12.妻の入院

  1. 朝飯前の朝飯

妻の入院

 朝6時に目が覚めるが、妻はここちよく眠っている。

「神様はなんでこんなに、か弱く、やさしく、愛らしい人間を追いつめなければならない?」と哀しい怒りが込み上げる。

 長女と長男の「ラジオ体操をするので6時20分に起こして」の頼みは覚えていたが、それより妻を1分1秒でも長く寝かせてやりたいと思い、目覚まし時計を7時すぎにセットし直し、ずっと妻の顔をながめる。そのうち「ジリジリ」という音がして、妻や子どもたちが目を覚ました。

 妻の入院のため9時までに着くよう8時に家を出る。いつものように千葉東金道路を使うと途中まではスイスイだが、千葉大病院へ近づくと渋滞で一向に前へ進まない。

   仕方なく妻と長女を車から降ろし、病院で入院の手続きをさせる。長男も次男も「ママと一緒に行きたい!」と騒ぐが、「おかあさんの負担になる。甘えるなよ」と諭した。

 駐車場に車を入れると荷物を持って産婦人科病棟へ急ぐ。

   妻が最初に入室したのは6人部屋の207号室。この部屋はすでに手術を終え退院を間近に控えた人や、手術まで日を要する人たちで、想像したような緊張感は感じられない。

 入院と言っても、診察や治療がない。それならば、手術の前日や前々日に入院させてくれればと思うが、土日の入院は基本的になく、帝王切開の24時間以上前から胎児の肺を促進させる点滴を何度か行わなくてはならないという理由もあった。

 妻には昼から給食があるので、付き添いの親子4人はバスで千葉駅まで出掛けて食事する。

   いつものように人数マイナス1を注文するが、子どもたちは「おいしい!」と言いながら案外食べない。ましてやわたしは築山医師の宣告以来、食が進まない。いつもは子どもの分までたいらげるところが大量に残る。
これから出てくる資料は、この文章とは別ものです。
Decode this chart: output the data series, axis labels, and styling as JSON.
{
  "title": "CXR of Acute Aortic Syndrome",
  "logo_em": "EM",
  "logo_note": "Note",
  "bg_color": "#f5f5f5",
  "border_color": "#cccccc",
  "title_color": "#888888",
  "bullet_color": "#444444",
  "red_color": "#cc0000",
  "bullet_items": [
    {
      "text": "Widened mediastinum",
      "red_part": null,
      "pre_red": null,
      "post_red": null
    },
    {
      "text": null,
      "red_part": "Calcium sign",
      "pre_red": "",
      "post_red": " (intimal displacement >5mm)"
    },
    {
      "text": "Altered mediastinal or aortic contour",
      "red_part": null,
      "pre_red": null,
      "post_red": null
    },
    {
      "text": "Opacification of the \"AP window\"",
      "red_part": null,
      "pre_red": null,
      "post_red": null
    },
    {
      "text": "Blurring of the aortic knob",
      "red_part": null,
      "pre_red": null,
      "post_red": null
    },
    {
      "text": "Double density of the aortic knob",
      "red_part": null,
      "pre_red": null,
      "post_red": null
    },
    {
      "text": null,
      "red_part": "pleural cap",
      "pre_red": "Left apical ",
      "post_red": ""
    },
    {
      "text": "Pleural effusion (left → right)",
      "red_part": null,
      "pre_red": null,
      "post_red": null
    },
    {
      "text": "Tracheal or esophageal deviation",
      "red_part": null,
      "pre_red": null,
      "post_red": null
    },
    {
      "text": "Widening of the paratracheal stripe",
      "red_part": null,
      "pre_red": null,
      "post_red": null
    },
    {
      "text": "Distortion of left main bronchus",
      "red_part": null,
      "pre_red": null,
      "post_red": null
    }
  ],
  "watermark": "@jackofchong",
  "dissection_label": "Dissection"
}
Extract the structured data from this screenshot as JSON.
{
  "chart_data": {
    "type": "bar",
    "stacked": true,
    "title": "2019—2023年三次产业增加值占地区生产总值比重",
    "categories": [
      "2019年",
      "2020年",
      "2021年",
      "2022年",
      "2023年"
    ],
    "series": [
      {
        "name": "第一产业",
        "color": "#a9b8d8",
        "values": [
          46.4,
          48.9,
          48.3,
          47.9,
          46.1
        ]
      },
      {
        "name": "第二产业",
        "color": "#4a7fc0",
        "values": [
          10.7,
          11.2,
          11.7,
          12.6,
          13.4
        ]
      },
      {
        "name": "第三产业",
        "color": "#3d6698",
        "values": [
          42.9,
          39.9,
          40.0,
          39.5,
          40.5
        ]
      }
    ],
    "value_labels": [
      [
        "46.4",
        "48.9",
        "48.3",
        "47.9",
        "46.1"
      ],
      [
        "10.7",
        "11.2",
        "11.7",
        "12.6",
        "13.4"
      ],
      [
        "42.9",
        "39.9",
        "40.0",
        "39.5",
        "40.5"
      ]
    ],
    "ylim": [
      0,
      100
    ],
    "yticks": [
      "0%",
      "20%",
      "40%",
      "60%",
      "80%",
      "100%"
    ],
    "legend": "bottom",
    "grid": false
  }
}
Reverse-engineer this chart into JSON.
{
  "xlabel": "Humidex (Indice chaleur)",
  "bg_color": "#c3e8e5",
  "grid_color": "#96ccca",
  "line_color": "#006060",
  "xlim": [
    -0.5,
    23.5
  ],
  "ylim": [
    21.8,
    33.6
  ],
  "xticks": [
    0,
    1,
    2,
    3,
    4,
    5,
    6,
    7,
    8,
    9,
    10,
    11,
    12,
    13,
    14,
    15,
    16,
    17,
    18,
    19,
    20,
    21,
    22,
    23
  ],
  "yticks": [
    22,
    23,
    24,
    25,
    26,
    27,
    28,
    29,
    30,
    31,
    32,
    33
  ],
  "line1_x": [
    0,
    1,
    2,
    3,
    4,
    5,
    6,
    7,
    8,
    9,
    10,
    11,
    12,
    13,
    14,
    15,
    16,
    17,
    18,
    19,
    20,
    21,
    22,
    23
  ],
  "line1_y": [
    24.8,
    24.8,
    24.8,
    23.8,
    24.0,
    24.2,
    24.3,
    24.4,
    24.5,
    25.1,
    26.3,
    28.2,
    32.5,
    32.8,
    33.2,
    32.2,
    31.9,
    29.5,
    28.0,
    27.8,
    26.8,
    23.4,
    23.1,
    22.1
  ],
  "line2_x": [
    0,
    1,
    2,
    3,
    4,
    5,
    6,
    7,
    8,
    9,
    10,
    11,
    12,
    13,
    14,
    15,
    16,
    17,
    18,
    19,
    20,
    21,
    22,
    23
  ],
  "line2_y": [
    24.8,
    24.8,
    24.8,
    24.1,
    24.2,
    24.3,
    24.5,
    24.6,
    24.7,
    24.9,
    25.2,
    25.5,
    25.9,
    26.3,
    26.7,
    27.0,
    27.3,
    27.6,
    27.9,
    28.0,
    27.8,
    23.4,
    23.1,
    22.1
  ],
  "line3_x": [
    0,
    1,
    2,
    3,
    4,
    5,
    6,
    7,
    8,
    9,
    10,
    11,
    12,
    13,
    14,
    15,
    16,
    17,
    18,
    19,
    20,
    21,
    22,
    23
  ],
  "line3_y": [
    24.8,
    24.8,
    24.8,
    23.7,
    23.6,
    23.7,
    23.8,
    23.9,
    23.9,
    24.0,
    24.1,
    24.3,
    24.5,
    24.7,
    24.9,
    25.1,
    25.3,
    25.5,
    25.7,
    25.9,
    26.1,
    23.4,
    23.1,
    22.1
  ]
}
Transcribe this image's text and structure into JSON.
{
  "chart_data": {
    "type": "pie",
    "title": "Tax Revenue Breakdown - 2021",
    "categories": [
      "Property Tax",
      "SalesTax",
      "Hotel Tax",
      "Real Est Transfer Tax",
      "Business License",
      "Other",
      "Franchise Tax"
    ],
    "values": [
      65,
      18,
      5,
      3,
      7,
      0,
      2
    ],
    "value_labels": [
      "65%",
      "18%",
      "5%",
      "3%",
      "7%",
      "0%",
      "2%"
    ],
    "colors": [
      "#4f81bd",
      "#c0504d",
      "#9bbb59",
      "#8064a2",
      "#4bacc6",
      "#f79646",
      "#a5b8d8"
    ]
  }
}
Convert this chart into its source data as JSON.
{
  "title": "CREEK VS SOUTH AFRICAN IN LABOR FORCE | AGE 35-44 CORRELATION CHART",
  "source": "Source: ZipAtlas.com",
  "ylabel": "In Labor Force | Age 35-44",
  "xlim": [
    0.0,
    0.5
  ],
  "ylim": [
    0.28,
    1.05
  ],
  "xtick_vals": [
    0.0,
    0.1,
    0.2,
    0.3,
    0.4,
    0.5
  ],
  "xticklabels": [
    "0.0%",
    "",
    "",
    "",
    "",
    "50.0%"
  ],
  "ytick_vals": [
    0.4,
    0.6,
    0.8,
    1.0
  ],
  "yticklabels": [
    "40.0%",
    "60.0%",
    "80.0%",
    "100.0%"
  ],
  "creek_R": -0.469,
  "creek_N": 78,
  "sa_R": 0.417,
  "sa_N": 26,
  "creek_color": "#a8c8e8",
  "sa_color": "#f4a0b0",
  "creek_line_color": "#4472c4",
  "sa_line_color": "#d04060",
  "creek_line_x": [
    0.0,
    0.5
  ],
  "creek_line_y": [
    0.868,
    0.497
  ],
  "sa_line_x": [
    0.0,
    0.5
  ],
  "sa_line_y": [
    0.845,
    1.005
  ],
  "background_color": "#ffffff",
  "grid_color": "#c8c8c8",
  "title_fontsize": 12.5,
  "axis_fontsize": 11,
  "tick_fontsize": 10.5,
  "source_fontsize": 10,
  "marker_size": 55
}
 病院の面会時間の19時までいて、家へ戻る。長女が「きょうは4人で一緒に寝たいな!」と言うので「いいよ」と応えて2階で一緒に川の字のように寝る。

 入院2日目、母・義母がのぞみで来葉するので千葉駅へ14時に迎えに行く。

 カーラジオからは「まちぶせ」がかかっていて、長女が「ママの好きなユーミンの曲だ!」と言うので、思わず涙が頬をつたう。

 そのまま千葉三越の駐車場に車を停めて、妻のために羊羹を買い、母・義母が到着すると、千葉大病院へ向かう。

   病院で子どもたちは、羊羹や菓子を食べたあとかけずり回る。妻は両おばあちゃんが来てくれたことで安堵の表情だ。

 夕食は千葉市あすみが丘(現・千葉市緑区あすみが丘)の寿司&うどんレストラン「大京」で寿司定食を頼んだ。子どもたちは食欲旺盛で「おいしい!」を連発しながら寿司もうどんもたいらげた。わたしはあまり食事が喉を通らず、次男が箸を付けなかった残りで充分だ。

 わたしは自分だけが妻の経過や病状を知っているのではいけないと思い、子どもたちが寝静まると妻のことについて母・義母に説明。医師から言われた通りを知らせた。

   義母は「仕方ない」と割り切ったかと思うと、「4人も子どもをつくるからじゃ!」とわたしを責める。わたしはそれに反論しないで口を閉じた。